Like humans, cats can be affected by changes in their lives and need to be calmed down sometimes.
Our feline friends might seem cool, calm and collected, but they can easily become stressed or scared.
Common triggers are a new person in the house, a change to their surroundings, a trip to the vets or moving to a new house.
And, as anyone who has a cat will tell you, they are fiercely independent creatures.
This means it can be hard to calm down a stressed-out kitty. But not impossible.
Let’s find out more about how to spot when a cat is anxious or stressed and how to calm him or her down.
How To Spot A Stressed-out Cat
Usually, when a person is stressed out you can spot it in their behaviour and body language.
They might touch their face and grasp at their hair.
Their eyes might widen and their forehead might crease with frustration.
A cat is no different and will show physical signs of stress, such as:
- Tense muscles
- Sitting in a crouched position
- Tail tucked into the body
- Head lowered
- Ears pointing sideways
- Dilated pupils
- Eating or drinking less
- Avoiding the litter tray
Some cats even go into hiding when they’re anxious.
For example, if your cat hides in a wardrobe or a cupboard when you have visitors at the house, it’s probably unsettled by the new people.
But how can you calm a cat?
When a cat is stressed, it will need space, not contact.
This means don’t try to pick the cat up, which might cause even more stress.
Remember, cats are independent creatures, even when anxious.
It also helps to understand why cats act the way they do.
So, let’s take a closer look at the mentality of a cat and a few tips on how to create a peaceful environment for your pet.
Understand The Cat Mentality
Change is a big trigger for stress in cats.
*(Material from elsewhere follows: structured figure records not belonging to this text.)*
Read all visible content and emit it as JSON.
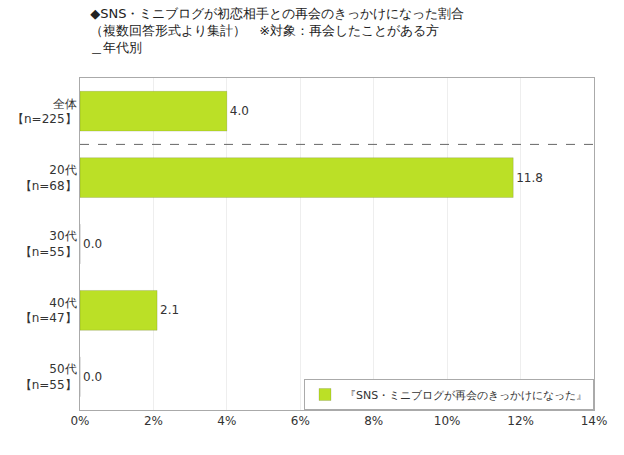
{
  "chart_data": {
    "type": "bar",
    "orientation": "horizontal",
    "title": "◆SNS・ミニブログが初恋相手との再会のきっかけになった割合\n（複数回答形式より集計）　※対象：再会したことがある方\n＿年代別",
    "categories": [
      "全体\n【n=225】",
      "20代\n【n=68】",
      "30代\n【n=55】",
      "40代\n【n=47】",
      "50代\n【n=55】"
    ],
    "series": [
      {
        "name": "『SNS・ミニブログが再会のきっかけになった』",
        "color": "#bbe026",
        "values": [
          4.0,
          11.8,
          0.0,
          2.1,
          0.0
        ],
        "value_labels": [
          "4.0",
          "11.8",
          "0.0",
          "2.1",
          "0.0"
        ]
      }
    ],
    "data_labels": true,
    "xlim": [
      0,
      14
    ],
    "xticks": [
      {
        "value": 0,
        "label": "0%"
      },
      {
        "value": 2,
        "label": "2%"
      },
      {
        "value": 4,
        "label": "4%"
      },
      {
        "value": 6,
        "label": "6%"
      },
      {
        "value": 8,
        "label": "8%"
      },
      {
        "value": 10,
        "label": "10%"
      },
      {
        "value": 12,
        "label": "12%"
      },
      {
        "value": 14,
        "label": "14%"
      }
    ],
    "grid": true,
    "legend": "lower right"
  }
}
They like their routines and their environment to be familiar.
In a nutshell, they’re sensitive and any long-term changes should be introduced gradually to give the cat time to adjust.
A prime example is moving to a new house, which can be very stressful for a cat.
But cat behavioural experts say the pressure can be eased by using the sense of smell.
You can do this by placing a piece of your unwashed clothing in the travel case or sleeping basket at the new home so there is something familiar.
This should help to calm the cat.
Another thing to remember is that cats rub their face on furniture and places so that it smells like them.
It’s a way to mark their territory.
If you’re moving house or bringing in new pieces of furniture, rub their face with a cloth and then wipe it on the furniture.
This way, it will seem more familiar to your cat and cause less stress.
The key to making any changes though is slow and steady.
Go too fast and your cat could end up shocked and scared.
Create A Special Cat Area
Cats like to be warm and cosy in a place where they feel safe.
And they like to have an area just for them, as long as they’re not trapped.
This is why creating a special place for your cat could become a sanctuary in times of stress.
But where is the best place to create a special cat area?
It will depend on the cat. Some cats like to hide underneath things.
And other cats like to climb up high, finding safety in height.
If your cat likes to hide, find a cosy corner that can become the cats own space.
You might even want to invest in both if you have a particularly sensitive cat.
Also Read: How To Make A Cat Sleep Instantly
Use Essential Oils And Music
The sense of smell is really important for a cat and they respond strongly to particular scents.
If you have a stressed out cat, try using lavender essential oil to calm it down.
You can do this by placing a few drops in a room where the cat spends a lot of time.
Lavender is a very calming scent and is even used by some vets to calm aggressive cats.
Cats can also be very affected by sound.
Loud noise can really unsettle a cat. But soft, gentle music or white noise can be soothing to your feline friend.
Especially if your cat is left alone indoors for long periods of time.
In fact, researchers have even found that cats respond well to “species-specific” music.
This means music that has a similar frequency and tempo to their natural communication.
Think sounds similar to purring and elements of nature.
So, if your cat is anxious, try playing relaxing music and use lavender essential oil to see if it helps to calm it down.
A Happy Cat Is A Healthy Cat
Any pet owner will know how important it is for an animal to be happy and healthy. Well-being isn’t just for humans.
Pets experience emotions too and can be unbalanced by changes to routines or their environment.
Cats, in particular, are sensitive animals.
They like their environment to be familiar, warm and cosy.
They like to be left alone to live an independent life, but also to be comforted and stroked when they want it.
And they can be demanding and dismissive in equal measures.
For most cat owners, they wouldn’t have it any other way.
But if your cat is showing signs of anxiety then it could be worth trying some of the methods above.
While also trying to identify the cause of the stress.